This project implements the Rapidly-exploring Random Tree (RRT) algorithm for pathfinding in autonomous driving. The algorithm efficiently computes a collision-free path from a given starting point to a specified goal point on a map image, considering obstacles.
The goal of this project is to provide a reliable and fast path finding solution for autonomous vehicles using the RRT algorithm. RRT is particularly well-suited for high-dimensional spaces and dynamic environments, making it an excellent choice for real-world autonomous driving scenarios.
To use this project, follow the steps below:
-
Clone the repository to your local machine.
-
Ensure you have all the required dependencies installed. (Refer to the Dependencies section).
-
Prepare a map binary image where you want to find the path or use the one inside the maps directory. The map image should represent the environment with obstacles, and it should be in a common image format like PNG or JPEG and only contain pixel values as 255 (obstacle) and 0 (no-obstacle).
-
Run the
main.py
file with the required arguments in the following format:
python main.py start_x start_y goal_x goal_y map_image
start_x
andstart_y
are the x and y coordinates of the starting point, respectively.goal_x
andgoal_y
are the x and y coordinates of the goal point, respectively.map_image
is the path to the map image file.
-
The algorithm will compute the path, avoiding obstacles, and draw it on the map image.
-
The resulting map image with the path will be saved in the home directory.
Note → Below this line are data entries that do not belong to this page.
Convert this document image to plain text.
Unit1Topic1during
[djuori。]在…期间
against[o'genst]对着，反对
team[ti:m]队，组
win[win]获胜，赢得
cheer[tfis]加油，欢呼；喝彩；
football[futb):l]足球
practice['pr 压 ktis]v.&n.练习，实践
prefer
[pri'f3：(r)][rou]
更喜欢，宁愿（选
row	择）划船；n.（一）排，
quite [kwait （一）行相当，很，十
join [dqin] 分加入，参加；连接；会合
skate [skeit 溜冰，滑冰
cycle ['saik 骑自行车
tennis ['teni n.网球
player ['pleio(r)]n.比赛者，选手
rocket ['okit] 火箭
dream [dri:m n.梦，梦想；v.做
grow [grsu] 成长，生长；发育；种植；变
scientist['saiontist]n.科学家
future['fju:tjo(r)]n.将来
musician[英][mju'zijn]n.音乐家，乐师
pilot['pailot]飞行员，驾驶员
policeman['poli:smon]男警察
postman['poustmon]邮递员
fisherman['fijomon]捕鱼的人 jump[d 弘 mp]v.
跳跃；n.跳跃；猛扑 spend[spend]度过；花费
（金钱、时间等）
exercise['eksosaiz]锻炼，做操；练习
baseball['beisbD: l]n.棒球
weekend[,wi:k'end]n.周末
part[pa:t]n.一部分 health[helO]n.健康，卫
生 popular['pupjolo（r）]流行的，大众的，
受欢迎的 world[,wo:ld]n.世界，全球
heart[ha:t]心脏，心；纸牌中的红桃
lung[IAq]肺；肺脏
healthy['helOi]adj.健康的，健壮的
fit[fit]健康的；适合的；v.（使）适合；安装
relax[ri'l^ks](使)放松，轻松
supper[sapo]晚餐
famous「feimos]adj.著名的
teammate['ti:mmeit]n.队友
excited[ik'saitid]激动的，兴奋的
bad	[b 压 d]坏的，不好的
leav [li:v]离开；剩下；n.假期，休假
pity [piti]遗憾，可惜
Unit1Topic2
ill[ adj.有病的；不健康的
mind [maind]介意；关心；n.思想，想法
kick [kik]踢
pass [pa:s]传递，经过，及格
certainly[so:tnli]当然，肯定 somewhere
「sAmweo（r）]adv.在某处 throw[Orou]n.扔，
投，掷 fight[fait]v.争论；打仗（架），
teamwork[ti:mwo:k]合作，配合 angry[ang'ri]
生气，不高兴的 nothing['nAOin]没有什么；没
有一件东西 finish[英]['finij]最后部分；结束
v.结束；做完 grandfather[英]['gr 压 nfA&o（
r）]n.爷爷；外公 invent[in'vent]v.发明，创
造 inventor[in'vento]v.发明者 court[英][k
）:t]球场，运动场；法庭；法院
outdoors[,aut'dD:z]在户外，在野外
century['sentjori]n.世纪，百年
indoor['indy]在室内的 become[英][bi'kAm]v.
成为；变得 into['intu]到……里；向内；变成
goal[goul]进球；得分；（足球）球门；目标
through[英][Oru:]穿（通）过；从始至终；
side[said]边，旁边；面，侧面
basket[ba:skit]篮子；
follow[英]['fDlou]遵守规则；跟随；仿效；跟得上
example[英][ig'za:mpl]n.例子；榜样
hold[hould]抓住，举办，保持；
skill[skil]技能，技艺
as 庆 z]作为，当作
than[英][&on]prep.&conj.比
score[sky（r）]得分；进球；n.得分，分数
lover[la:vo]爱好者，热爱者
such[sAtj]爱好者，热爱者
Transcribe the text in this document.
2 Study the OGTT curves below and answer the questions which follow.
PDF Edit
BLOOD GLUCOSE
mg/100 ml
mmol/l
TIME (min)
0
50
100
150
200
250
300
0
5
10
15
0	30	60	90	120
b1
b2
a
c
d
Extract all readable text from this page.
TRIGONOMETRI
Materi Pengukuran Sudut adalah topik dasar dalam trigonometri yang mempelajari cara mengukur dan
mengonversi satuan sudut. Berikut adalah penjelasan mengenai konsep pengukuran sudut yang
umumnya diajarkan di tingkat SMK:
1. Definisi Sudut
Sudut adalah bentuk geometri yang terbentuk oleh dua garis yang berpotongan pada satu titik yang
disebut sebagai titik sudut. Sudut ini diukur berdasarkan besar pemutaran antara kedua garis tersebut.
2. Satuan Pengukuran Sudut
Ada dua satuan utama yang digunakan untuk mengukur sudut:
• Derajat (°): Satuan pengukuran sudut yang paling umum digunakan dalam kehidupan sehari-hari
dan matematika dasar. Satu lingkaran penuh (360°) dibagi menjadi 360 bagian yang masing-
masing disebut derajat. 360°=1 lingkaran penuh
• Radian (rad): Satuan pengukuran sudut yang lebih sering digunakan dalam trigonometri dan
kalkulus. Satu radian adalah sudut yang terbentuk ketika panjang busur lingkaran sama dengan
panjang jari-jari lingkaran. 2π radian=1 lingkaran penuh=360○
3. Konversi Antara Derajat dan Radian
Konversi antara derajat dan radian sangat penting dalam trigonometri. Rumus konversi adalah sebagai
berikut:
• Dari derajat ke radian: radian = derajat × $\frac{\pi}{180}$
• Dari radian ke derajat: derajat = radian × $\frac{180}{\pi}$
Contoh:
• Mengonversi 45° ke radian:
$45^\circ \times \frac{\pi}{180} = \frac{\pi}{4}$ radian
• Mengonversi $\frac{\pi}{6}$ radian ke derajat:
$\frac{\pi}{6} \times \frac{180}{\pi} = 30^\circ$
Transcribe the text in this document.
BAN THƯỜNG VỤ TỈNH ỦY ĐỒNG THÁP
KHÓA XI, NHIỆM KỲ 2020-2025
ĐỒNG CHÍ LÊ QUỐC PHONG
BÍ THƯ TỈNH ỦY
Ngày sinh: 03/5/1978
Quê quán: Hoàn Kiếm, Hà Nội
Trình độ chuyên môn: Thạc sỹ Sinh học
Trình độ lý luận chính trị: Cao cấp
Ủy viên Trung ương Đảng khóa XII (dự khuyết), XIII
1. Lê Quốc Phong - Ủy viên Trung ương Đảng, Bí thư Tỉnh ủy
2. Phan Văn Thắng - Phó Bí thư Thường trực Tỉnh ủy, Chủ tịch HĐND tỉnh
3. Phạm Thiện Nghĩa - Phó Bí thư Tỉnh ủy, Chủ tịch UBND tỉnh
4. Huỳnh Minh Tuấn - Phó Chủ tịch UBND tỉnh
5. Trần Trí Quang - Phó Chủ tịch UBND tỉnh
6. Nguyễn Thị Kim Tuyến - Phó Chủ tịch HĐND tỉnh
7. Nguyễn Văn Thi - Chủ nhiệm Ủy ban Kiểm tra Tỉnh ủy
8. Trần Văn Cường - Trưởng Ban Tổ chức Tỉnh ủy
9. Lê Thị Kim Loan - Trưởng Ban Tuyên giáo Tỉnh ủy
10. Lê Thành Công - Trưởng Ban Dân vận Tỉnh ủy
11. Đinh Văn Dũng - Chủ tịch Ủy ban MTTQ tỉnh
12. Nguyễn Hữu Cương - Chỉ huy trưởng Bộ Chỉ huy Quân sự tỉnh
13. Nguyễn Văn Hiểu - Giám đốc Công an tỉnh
To run this project, you need to have Python installed. Follow these steps to get started:
- Clone the repository:
git clone https://github.com/TejasKalsait/Path_Finding_Autonomous_driving.git
cd Path_Finding_Autonomous_driving
- Create a virtual environment (optional but recommended):
python -m venv venv
- Activate the virtual environment:
- For Windows:
venv\Scripts\activate
- For macOS and Linux:
source venv/bin/activate
- Install the required dependencies:
pip install -r requirements.txt
The project relies on the following Python libraries:
- OpenCV (cv2): For image processing and visualization.
- NumPy: For numerical operations.
- Python version > 3.8
- matplotlib
These dependencies are specified in the requirements.txt
file and will be installed during the installation process.
To run the RRT path-finding algorithm and visualize the results, use the main.py
script as explained in the How to Use section.
Upon successful execution of the main.py
script, the resulting map image will be saved in the same directory as the main.py file. The path will be drawn on the image, indicating the trajectory from the starting point to the goal point while avoiding obstacles.